From far away, the enigma that is the Tully Monster (which was named for its discoverer Francis Tully) could easily be a gargantuan sea slug. It’s only when you get closer that you notice the eyes on stalks. Where its mouth should be extends a peculiar tentacle-like appendage ending in a claw that could easily belong on a crab or lobster. Was that its mouth? Did it even have a mouth? That question has gone unanswered. No one is sure if it had a backbone, either.

“The body plan of the Tully Monster is so unusual in its entirety that it will greatly expand the diversity of whatever group it ultimately belongs to, changing the way we think about that group of animals,” Rogers wrote in an article for The Conversation.

Whether or not Tullimonstrum had a backbone has been the ongoing debate since it was first discovered in the Mazon Creek fossil beds of Illinois by Tully, an avid fossil collector, back in the ‘50s.

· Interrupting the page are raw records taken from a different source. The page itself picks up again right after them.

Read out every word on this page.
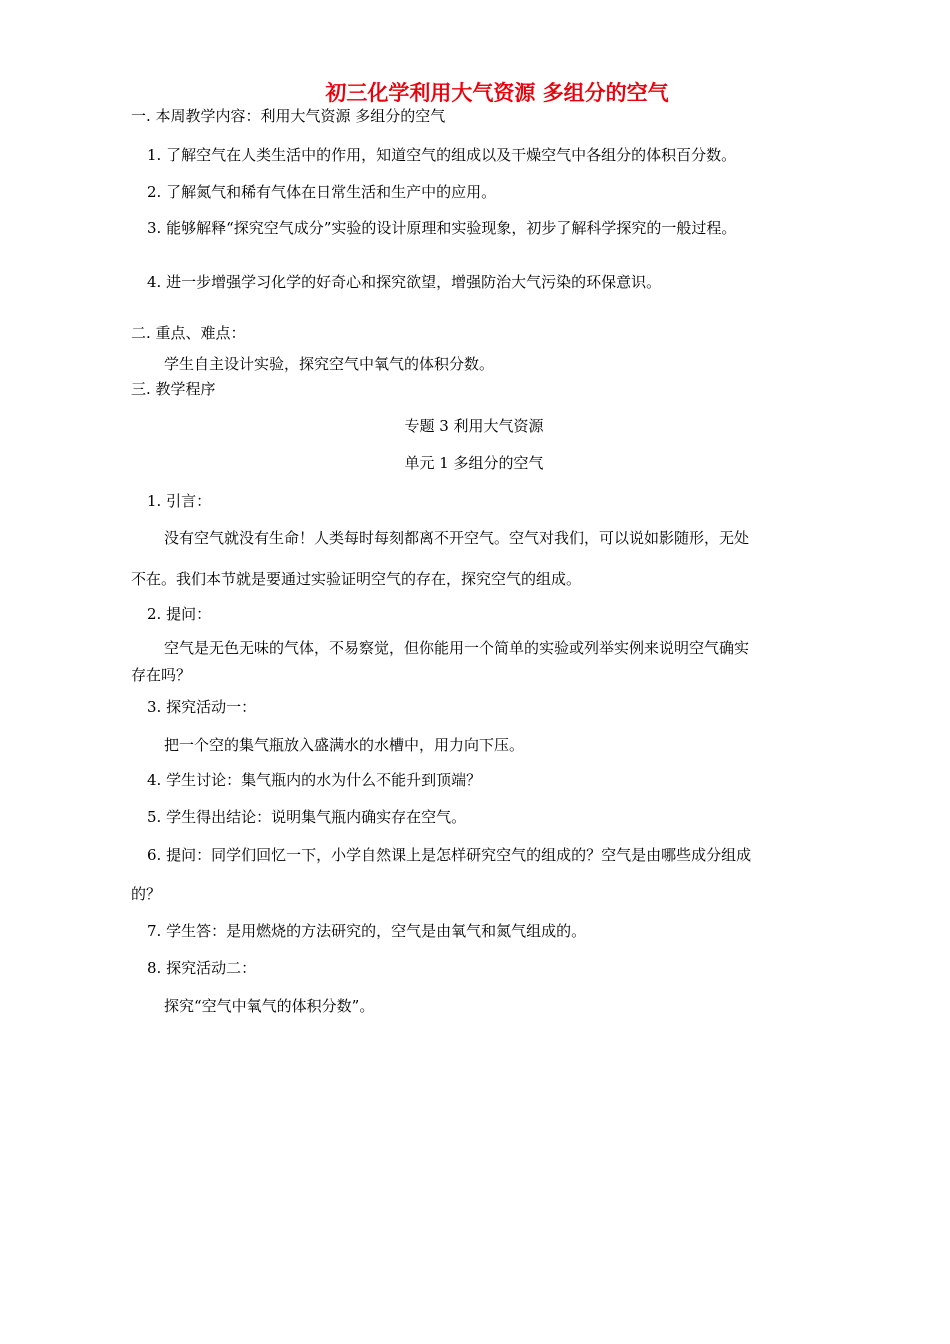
初三化学利用大气资源 多组分的空气
一. 本周教学内容：利用大气资源 多组分的空气
1. 了解空气在人类生活中的作用，知道空气的组成以及干燥空气中各组分的体积百分数。
2. 了解氮气和稀有气体在日常生活和生产中的应用。
3. 能够解释“探究空气成分”实验的设计原理和实验现象，初步了解科学探究的一般过程。
4. 进一步增强学习化学的好奇心和探究欲望，增强防治大气污染的环保意识。
二. 重点、难点：
学生自主设计实验，探究空气中氧气的体积分数。
三. 教学程序
专题 3 利用大气资源
单元 1 多组分的空气
1. 引言：
没有空气就没有生命！人类每时每刻都离不开空气。空气对我们，可以说如影随形，无处
不在。我们本节就是要通过实验证明空气的存在，探究空气的组成。
2. 提问：
空气是无色无味的气体，不易察觉，但你能用一个简单的实验或列举实例来说明空气确实
存在吗？
3. 探究活动一：
把一个空的集气瓶放入盛满水的水槽中，用力向下压。
4. 学生讨论：集气瓶内的水为什么不能升到顶端？
5. 学生得出结论：说明集气瓶内确实存在空气。
6. 提问：同学们回忆一下，小学自然课上是怎样研究空气的组成的？空气是由哪些成分组成
的？
7. 学生答：是用燃烧的方法研究的，空气是由氧气和氮气组成的。
8. 探究活动二：
探究“空气中氧气的体积分数”。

Scientists who studied the monster’s remains in 2016 insisted it was a vertebrate because of the melanosomes, or pigment granules, in its eyes, which showed the same arrangement of shapes and sizes as they do in vertebrate eyes. The problem is that the eyes of some invertebrates (think squid and octopus) also have a similar arrangement of melanosomes.

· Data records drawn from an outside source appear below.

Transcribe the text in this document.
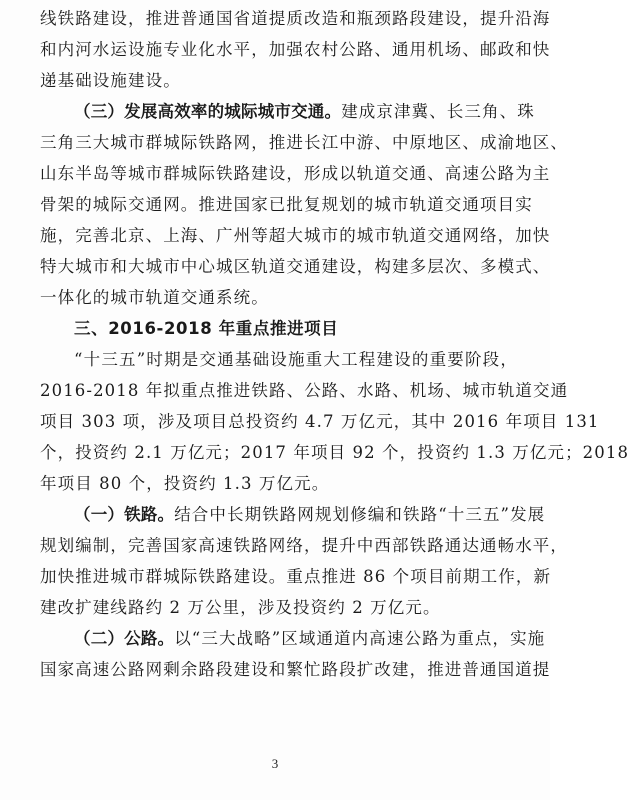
线铁路建设，推进普通国省道提质改造和瓶颈路段建设，提升沿海
和内河水运设施专业化水平，加强农村公路、通用机场、邮政和快
递基础设施建设。
（三）发展高效率的城际城市交通。建成京津冀、长三角、珠
三角三大城市群城际铁路网，推进长江中游、中原地区、成渝地区、
山东半岛等城市群城际铁路建设，形成以轨道交通、高速公路为主
骨架的城际交通网。推进国家已批复规划的城市轨道交通项目实
施，完善北京、上海、广州等超大城市的城市轨道交通网络，加快
特大城市和大城市中心城区轨道交通建设，构建多层次、多模式、
一体化的城市轨道交通系统。
三、2016-2018 年重点推进项目
“十三五”时期是交通基础设施重大工程建设的重要阶段，
2016-2018 年拟重点推进铁路、公路、水路、机场、城市轨道交通
项目 303 项，涉及项目总投资约 4.7 万亿元，其中 2016 年项目 131
个，投资约 2.1 万亿元；2017 年项目 92 个，投资约 1.3 万亿元；2018
年项目 80 个，投资约 1.3 万亿元。
（一）铁路。结合中长期铁路网规划修编和铁路“十三五”发展
规划编制，完善国家高速铁路网络，提升中西部铁路通达通畅水平，
加快推进城市群城际铁路建设。重点推进 86 个项目前期工作，新
建改扩建线路约 2 万公里，涉及投资约 2 万亿元。
（二）公路。以“三大战略”区域通道内高速公路为重点，实施
国家高速公路网剩余路段建设和繁忙路段扩改建，推进普通国道提
3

For Rogers, it was time to bust out the particle accelerator — and not just any particle accelerator. He and his team used a synchrotron radiation lightsource, which gives them an inside look at the chemical makeup of the fossil and see how it compares to animals that still exist.

“The synchrotron bombards specimens with intense bursts of radiation to 'excite' the elements within them,” Rogers explained. “When excited, each element releases X-rays with a specific signature. By detecting the emitted X-ray signatures, we can tell what elements were excited and ultimately what the specimen we’re interested in is made of.”

Some things haven’t changed much in hundreds of billions of years. The team found that there is a higher zinc to copper rate in the melanosomes of modern vertebrate eyes compared to modern invertebrates, and fossilized vertebrates also had that higher ratio next to invertebrate fossils. Tully came in closer to the ratio in the eyes of invertebrates, but the mystery doesn't end there. It still had a different type of copper in its eyes than both extant and extinct invertebrate specimens. So what is it?

Rogers doesn’t know for sure, but his team’s research “demonstrates how studying fossils at the chemical and molecular levels can play an important part in figuring out the identity of this and other enigmatic creature[s],” he said.

What we do know for sure is that this thing needs to star in its own movie.